Regarding your recent column in which the person who wrote in took a woman to task for using a harness and leash on her son when they left a local park: I definitely agree with you, Mr. Right, that 'Humane Society' is woefully out of touch with reality. We had twins when our older child was 3 years old, and I'd like to see Humane Society go shopping with a 5-year-old and twin toddlers in tow. You can tell children to stay close until you're ready to join the Blue Man Group, but it just isn't realistic to expect them to do it. At their height, all they see is legs, and most of them aren't able to tell their parents' legs from all the others. Yes, we put harnesses on the twins for a while, and a wrist strap on our oldest. How else can one person move through a store and keep three kids in line? How many hands does Humane Society have? Yup, thought so.
The mother in the park had only one child, it's true, but if I was raising a child in an urban area I'd definitely keep him/her tethered to me in some way. It's more humane to keep your children tethered until they're old enough to stay close to you on their own than it is to risk a potential abduction.
Proud Dad of Three
Your column about kids in harnesses brought back memories. My mother and father were in the Canadian and American air forces, respectively. My paternal grandparents lived in Mexico. With my parents' careers and the fact that we had family all over the continent, we did a lot of traveling. In the mid-'60s, my mother corralled three small children and our luggage through many airports, and she used harnesses, which were standard in Canada at the time. She occasionally tells the story of being confronted in some airport, possibly in New York, by an older woman who asked her, 'Do you think those are dogs?' My mom just smiled and challenged the woman to get us to the gate safely, in time, without the harnesses.

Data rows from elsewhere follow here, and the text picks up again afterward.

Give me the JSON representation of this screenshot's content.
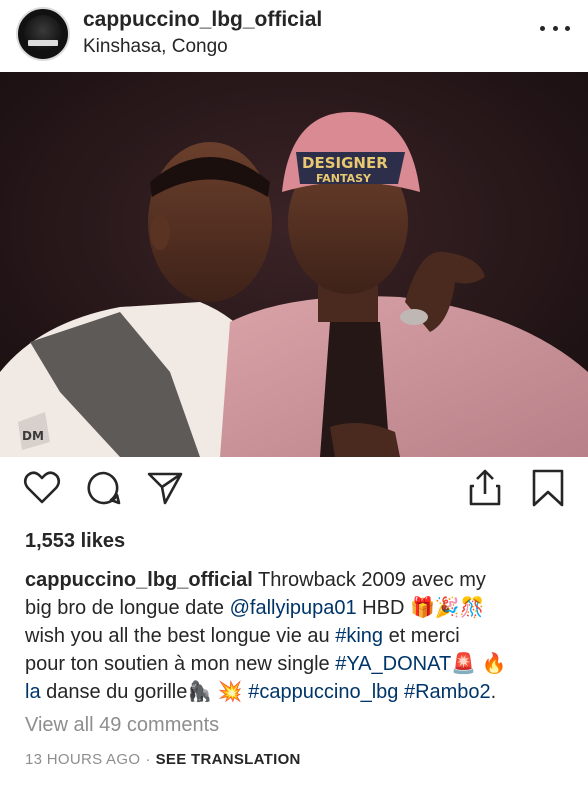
{
  "post": {
    "username": "cappuccino_lbg_official",
    "location": "Kinshasa, Congo",
    "avatar_icon": "profile-avatar",
    "more_icon": "more-options-icon"
  },
  "actions": {
    "like_icon": "heart-icon",
    "comment_icon": "comment-bubble-icon",
    "share_icon": "paper-plane-icon",
    "upload_icon": "upload-share-icon",
    "save_icon": "bookmark-icon"
  },
  "likes": "1,553 likes",
  "caption": {
    "username": "cappuccino_lbg_official",
    "line1_text": " Throwback 2009 avec my",
    "line2_text_a": "big bro de longue date ",
    "line2_mention": "@fallyipupa01",
    "line2_text_b": " HBD 🎁🎉🎊",
    "line3_text_a": "wish you all the best longue vie au ",
    "line3_tag": "#king",
    "line3_text_b": " et merci",
    "line4_text_a": "pour ton soutien à mon new single ",
    "line4_tag": "#YA_DONAT",
    "line4_text_b": "🚨 🔥",
    "line5_tag_a": "la",
    "line5_text": " danse du gorille🦍 💥 ",
    "line5_tag_b": "#cappuccino_lbg",
    "line5_space": " ",
    "line5_tag_c": "#Rambo2",
    "line5_end": "."
  },
  "comments_link": "View all 49 comments",
  "timestamp": "13 HOURS AGO",
  "separator": "·",
  "see_translation": "SEE TRANSLATION",
  "photo_caption_visible": "DESIGNER FANTASY",
  "colors": {
    "text": "#262626",
    "link": "#003569",
    "muted": "#8e8e8e"
  }
}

We have a lot of snapshots and home video from those days and aren't wearing harnesses in any of them. But Mom swears she couldn't have managed the travel routine without those harnesses. And we kids, now in our 40s, have turned out to be pretty normal adults, with no memories, let alone resentments, of being strapped in. Kids will be kids, and parents do what they gotta do to keep 'em safe!
Prior Restraint
Proud Dad and Prior Restraint: I'll let your letters stand in for all the ones I got from parents who don't seem to have a problem with the idea of shackling ' excuse me, tethering ' their children. And the fact that I got no letters from parents who do have a problem with it leads me to the conclusion that...it's open season on little people! Tie 'em up, tie 'em down, and if they try to get away, wrestle 'em to the ground! Just kidding. I totally see the value of some kind of tethering device. But there still must be some lines you don't want to cross ' straps too tight, harness never comes off, even at night, child chained to furnace in basement. And I was hoping somebody would speak to that issue. Oh, well.
By the way, I don't really buy the child-abduction argument, which Proud Dad briefly alludes to. This is used by the manufacturers and sellers of harnesses, but I think it's a scare tactic. Despite the newspaper headlines, child abduction is quite rare ' not quite as rare as alien abduction, perhaps, but no reason, on its own, for refusing to sever the umbilical cord.